Potential complications of root canal treatment include failure to resolve the infection, instrument failure, root perforation, and inoculation of the periodontal tissues with materials that are extruded past the root apex.
Conditions that can complicate extraction include root fractures, root ankylosis in geriatric patients, and compromised supportive tissues that are easily damaged.
Potential complications of extractions include retained, infected root tips and damage to adjacent structures (punctured globe, fractured mandible, damaged vasculature).
Course
With treatment, swelling usually resolves in 7 to 10 days.
At-Home Treatment
Administration of antibiotics and pain medications if the tooth was extracted are the only treatment required at home.
Future Follow-Up
Root Canal Treatment: A dental radiograph should be obtained 1 year after treatment to evaluate healing of the periapical bone. Additional radiographs every 2 to 3 years are recommended. Any return of previous clinical signs (eg, swelling, favoring the affected side during eating, increased calculus on that side) is an indication for a radiograph regardless of the time since the procedure.

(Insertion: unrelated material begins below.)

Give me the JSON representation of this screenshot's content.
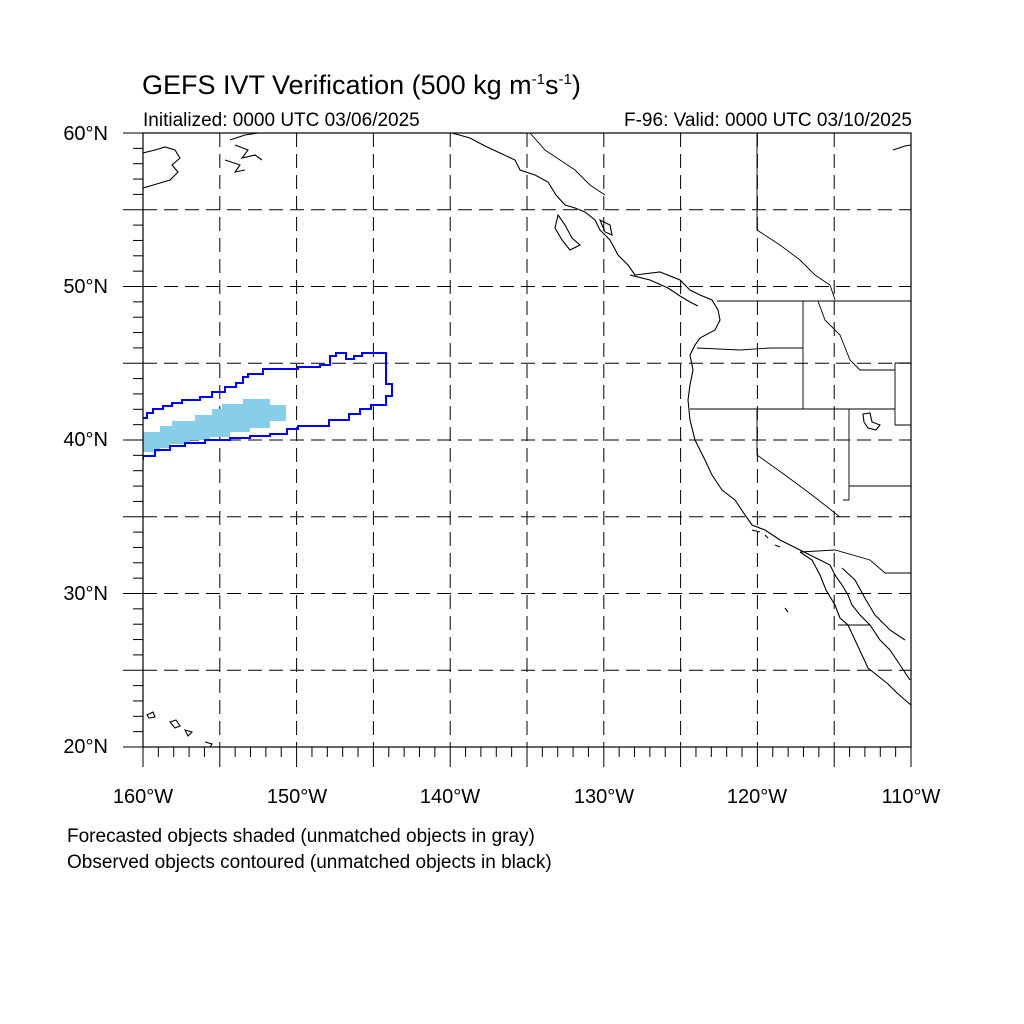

Extraction: There should be no need for long-term follow-up if the procedure was performed atraumatically and all root fragments were removed.
In General
Relative Cost
• Diagnosis and extraction (including pain management and anesthesia-related fees) $$
• Diagnosis and root canal treatment (including pain management and anesthesia-related fees) $$$
• Follow-up radiographs (including anesthesia-related fees) after root canal $$
Prognosis
The prognosis after extraction is excellent. Prognosis after root canal treatment is also excellent in the absence of the complicating factors described earlier. Prognosis decreases by varying degrees depending on the presence of complicating factors.
Future Considerations
Root canal treatment continues to become more and more predictable with the use of modern materials and instruments. The field of endodontics is rapidly changing, making it a more requested treatment option to return diseased teeth to function and health. As more veterinary practices offer dental radiography, clients and patients are given the option of in-house diagnosis and treatment.
TX at a glance
•Amoxicillin-clavulanate or clindamycin if there is marked swelling or discomfort and surgery cannot be performed for a few days
•Surgical extraction (with curettage and flush, followed by primary closure) or root canal treatment
•Either procedure should include postoperative antibiotic therapy for 7 to 10 days.